Can the Intel PMU be used to measure per-core read/write memory bandwidth usage? Here "memory" means to DRAM (i.e., not hitting in any cache level).


Solution

  • Yes, this is possible, although it is not necessarily as straightforward as programming the usual PMU counters.

    One approach is to use the programmable memory controller counters which are accessed via PCI space. A good place to start is by examining Intel's own implementation in pcm-memory at pcm-memory.cpp. This app shows you the per-socket or per-memory-controller throughput, which is suitable for some uses. In particular, the bandwidth is shared among all cores, so on a quiet machine you can assume most of the bandwidth is associated with the process under test, or if you wanted to monitor at the socket level it's exactly what you want.

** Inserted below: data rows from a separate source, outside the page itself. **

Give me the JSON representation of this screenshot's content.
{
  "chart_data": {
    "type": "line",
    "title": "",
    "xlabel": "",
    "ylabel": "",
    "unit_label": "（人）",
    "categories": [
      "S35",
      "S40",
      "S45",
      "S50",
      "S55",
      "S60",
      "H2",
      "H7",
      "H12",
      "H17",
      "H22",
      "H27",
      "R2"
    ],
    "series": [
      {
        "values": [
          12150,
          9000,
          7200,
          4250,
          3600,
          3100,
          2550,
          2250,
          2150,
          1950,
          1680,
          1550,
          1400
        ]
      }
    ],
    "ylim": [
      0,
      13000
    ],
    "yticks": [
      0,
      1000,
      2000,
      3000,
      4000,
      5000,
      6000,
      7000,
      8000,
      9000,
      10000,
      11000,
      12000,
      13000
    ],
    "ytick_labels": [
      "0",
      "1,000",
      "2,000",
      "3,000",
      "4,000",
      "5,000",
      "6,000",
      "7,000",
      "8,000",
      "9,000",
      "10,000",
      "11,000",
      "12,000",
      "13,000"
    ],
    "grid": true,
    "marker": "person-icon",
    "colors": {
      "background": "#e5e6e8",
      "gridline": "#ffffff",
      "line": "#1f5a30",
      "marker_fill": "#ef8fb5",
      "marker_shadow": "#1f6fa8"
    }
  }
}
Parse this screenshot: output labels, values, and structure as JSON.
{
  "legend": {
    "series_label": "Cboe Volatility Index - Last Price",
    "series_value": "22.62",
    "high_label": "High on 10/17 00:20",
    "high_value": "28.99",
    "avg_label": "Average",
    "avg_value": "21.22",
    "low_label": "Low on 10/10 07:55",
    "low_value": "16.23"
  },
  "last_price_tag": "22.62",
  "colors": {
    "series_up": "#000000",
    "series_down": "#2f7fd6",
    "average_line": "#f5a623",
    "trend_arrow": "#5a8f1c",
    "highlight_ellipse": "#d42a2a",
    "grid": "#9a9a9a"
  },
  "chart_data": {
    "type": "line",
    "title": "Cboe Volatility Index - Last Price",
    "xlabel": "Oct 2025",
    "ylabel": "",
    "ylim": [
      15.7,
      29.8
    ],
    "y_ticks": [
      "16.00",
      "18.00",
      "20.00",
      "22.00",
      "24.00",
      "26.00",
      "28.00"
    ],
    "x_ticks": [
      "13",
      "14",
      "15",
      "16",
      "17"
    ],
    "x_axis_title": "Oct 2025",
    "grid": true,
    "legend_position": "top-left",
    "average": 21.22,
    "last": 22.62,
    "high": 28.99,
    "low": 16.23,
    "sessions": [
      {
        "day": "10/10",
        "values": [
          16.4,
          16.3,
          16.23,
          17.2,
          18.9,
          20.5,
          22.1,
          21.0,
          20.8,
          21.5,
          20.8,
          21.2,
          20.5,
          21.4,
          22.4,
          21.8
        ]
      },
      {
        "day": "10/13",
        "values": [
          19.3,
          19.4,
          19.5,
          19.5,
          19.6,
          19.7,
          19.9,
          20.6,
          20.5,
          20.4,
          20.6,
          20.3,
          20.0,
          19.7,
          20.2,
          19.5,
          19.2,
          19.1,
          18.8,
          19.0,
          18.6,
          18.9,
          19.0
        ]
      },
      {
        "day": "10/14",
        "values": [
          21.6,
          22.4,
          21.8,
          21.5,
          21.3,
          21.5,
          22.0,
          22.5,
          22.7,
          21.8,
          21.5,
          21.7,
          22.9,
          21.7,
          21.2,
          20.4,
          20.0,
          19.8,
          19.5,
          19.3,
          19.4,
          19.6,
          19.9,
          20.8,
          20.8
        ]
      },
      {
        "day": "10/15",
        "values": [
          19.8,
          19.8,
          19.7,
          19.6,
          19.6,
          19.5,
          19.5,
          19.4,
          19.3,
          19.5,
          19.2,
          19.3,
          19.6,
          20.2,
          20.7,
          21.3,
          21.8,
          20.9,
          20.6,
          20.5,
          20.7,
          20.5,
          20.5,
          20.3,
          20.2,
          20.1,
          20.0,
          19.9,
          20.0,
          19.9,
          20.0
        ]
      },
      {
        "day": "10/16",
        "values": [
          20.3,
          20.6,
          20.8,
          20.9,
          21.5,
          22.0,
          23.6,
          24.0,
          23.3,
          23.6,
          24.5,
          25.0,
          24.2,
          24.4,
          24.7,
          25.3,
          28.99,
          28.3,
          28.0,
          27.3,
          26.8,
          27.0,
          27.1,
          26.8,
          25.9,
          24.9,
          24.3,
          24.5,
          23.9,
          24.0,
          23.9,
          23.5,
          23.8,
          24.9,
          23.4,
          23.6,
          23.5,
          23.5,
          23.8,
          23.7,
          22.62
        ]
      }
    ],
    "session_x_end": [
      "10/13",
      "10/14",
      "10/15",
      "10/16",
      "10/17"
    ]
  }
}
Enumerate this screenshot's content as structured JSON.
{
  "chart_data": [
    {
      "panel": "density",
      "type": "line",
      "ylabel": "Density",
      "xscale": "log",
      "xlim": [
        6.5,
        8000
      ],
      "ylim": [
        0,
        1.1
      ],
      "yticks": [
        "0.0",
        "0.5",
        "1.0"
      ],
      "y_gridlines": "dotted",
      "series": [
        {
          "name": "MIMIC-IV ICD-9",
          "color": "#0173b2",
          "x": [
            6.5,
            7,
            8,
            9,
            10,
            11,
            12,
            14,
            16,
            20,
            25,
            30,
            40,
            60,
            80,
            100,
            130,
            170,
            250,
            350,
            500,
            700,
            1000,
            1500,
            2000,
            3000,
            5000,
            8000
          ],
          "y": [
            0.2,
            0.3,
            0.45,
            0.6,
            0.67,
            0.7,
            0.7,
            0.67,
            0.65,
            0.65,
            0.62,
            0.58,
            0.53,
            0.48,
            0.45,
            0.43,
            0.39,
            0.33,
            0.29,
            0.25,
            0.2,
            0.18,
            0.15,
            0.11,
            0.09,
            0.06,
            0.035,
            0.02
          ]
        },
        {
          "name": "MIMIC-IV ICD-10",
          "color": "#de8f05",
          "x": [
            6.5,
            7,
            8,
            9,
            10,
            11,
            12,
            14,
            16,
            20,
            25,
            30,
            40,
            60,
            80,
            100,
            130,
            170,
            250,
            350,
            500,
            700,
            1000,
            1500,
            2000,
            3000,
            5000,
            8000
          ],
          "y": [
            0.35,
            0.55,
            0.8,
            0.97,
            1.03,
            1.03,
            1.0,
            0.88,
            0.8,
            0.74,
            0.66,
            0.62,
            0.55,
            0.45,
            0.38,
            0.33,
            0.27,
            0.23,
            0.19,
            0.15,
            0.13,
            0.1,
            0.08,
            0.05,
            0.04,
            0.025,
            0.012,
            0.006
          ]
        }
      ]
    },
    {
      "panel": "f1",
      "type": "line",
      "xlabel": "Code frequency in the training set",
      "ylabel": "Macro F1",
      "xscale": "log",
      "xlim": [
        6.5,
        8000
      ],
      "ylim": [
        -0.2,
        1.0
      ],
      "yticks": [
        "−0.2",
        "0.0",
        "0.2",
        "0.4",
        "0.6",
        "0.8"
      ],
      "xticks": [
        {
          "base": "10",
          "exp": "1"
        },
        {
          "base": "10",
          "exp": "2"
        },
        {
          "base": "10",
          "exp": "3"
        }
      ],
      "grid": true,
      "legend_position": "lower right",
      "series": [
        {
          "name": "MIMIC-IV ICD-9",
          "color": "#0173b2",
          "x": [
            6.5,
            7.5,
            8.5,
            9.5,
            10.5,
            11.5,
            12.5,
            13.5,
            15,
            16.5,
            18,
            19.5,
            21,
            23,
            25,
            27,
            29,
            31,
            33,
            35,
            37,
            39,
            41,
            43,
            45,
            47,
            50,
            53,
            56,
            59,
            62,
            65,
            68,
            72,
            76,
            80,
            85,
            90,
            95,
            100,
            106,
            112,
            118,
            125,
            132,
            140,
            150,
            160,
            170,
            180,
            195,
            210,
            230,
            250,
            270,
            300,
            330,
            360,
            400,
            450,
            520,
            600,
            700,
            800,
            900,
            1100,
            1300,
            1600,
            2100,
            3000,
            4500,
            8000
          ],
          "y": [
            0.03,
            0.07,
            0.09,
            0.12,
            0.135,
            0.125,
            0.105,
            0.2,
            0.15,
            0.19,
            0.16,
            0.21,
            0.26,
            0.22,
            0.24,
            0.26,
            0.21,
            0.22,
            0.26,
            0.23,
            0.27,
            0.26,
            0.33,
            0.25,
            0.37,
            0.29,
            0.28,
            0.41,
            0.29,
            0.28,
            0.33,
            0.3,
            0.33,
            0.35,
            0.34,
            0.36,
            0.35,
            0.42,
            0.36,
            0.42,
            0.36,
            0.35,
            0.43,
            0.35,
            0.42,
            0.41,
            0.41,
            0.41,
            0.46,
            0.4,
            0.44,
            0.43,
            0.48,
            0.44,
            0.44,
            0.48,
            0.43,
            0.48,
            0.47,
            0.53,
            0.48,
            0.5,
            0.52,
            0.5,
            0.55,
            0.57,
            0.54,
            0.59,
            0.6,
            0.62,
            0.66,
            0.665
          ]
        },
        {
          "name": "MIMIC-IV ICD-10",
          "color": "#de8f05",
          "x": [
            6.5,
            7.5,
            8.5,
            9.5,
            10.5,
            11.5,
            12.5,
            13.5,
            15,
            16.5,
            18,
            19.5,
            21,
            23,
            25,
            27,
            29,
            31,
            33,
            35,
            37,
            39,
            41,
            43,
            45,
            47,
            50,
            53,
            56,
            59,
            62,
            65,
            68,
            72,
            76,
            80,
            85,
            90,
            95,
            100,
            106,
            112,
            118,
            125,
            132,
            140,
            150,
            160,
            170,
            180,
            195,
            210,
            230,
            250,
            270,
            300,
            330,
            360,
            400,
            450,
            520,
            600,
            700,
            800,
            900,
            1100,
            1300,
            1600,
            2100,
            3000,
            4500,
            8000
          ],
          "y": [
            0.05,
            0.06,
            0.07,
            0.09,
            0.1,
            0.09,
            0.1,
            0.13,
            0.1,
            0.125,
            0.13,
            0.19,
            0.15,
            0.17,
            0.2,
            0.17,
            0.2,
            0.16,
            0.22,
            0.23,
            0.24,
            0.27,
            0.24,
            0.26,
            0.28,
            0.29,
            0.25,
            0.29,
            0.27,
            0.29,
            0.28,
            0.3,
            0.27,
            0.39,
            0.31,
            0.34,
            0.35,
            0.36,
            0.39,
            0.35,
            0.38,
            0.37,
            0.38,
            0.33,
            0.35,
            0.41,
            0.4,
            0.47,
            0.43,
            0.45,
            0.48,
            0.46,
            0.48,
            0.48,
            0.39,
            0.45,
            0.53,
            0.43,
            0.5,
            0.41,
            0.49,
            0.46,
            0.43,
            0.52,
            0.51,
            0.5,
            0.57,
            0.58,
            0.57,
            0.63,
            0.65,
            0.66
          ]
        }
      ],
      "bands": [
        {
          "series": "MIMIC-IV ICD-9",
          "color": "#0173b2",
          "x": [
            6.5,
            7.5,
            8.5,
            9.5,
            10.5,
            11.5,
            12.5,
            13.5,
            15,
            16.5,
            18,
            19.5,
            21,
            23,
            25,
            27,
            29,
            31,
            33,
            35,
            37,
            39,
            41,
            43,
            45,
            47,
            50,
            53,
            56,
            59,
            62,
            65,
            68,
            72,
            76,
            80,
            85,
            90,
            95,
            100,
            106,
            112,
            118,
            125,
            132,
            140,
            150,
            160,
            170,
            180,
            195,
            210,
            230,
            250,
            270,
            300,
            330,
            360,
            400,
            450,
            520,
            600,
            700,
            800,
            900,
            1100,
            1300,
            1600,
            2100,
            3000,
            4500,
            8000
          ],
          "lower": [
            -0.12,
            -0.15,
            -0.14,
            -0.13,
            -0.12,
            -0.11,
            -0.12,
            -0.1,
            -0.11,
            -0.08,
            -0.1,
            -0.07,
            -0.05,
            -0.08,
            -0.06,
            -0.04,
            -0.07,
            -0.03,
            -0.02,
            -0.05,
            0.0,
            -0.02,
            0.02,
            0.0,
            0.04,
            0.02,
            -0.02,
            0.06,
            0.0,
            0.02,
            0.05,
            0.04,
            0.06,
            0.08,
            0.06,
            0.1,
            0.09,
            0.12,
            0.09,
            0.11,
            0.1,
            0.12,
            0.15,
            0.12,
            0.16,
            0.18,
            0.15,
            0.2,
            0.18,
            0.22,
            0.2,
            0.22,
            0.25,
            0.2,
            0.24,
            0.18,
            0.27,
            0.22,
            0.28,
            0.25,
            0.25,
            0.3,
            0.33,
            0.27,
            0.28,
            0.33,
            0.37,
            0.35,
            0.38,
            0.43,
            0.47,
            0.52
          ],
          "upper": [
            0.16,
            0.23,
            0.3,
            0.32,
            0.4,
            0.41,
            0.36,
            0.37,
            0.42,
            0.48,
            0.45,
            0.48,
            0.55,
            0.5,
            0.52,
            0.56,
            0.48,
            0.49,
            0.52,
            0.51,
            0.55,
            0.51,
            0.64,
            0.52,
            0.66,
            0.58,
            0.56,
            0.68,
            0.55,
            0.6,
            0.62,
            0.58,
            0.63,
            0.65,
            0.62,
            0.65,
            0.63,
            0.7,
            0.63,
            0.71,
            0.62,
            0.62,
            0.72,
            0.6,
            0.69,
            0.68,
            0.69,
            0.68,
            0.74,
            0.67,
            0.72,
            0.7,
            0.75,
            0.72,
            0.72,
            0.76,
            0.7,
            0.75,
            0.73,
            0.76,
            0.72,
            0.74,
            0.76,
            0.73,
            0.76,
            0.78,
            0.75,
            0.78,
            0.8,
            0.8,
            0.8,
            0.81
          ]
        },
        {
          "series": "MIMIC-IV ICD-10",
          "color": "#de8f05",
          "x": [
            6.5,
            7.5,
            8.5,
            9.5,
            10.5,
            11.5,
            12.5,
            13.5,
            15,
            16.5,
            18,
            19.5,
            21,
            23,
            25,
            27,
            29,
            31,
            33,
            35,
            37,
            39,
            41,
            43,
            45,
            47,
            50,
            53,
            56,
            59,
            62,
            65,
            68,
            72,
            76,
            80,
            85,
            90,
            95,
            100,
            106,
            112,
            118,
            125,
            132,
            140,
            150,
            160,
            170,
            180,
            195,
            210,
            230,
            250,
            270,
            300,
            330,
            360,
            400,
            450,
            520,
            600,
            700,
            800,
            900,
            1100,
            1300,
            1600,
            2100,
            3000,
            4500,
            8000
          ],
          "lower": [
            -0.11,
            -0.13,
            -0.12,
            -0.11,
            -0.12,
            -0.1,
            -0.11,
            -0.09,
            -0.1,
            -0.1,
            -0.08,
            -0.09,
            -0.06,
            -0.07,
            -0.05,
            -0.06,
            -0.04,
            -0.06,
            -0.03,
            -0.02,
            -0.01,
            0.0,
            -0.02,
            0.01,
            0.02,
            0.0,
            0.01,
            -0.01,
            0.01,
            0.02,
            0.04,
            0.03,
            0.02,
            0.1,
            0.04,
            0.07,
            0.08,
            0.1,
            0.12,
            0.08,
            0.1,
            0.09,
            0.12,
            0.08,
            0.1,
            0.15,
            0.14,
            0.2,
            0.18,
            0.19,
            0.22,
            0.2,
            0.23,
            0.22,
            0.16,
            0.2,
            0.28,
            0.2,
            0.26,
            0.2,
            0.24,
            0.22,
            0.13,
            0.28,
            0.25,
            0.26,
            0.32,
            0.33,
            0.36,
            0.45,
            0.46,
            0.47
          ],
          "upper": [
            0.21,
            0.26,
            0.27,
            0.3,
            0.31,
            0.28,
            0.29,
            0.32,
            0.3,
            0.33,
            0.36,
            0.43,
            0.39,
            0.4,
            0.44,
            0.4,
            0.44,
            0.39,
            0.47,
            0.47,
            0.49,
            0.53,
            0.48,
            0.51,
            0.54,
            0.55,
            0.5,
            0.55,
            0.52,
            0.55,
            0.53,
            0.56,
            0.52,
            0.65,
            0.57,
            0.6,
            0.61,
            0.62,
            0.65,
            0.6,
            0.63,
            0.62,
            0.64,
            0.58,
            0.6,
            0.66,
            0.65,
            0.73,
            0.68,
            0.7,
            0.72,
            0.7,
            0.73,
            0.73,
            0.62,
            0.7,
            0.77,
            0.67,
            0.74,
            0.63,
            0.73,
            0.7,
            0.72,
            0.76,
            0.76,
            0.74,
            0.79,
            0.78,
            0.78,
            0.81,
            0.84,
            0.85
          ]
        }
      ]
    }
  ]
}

    The other alternative is to use careful programming of the "offcore repsonse" counters. These, as far as I know, relate to traffic between the L2 (the last core-private cache) and the rest of the system. You can filter by the result of the offcore response, so you can use a combination of the various "L3 miss" events and multiply by the cache line size to get a read and write bandwidth. The events are quite fine grained, so you can further break it down by the what caused the access in the first place: instruction fetch, data demand requests, prefetching, etc, etc.

    The offcore response counters generally lag behind in support by tools like perf and likwid but at least recent versions seem to have reasonable support, even for client parts like SKL.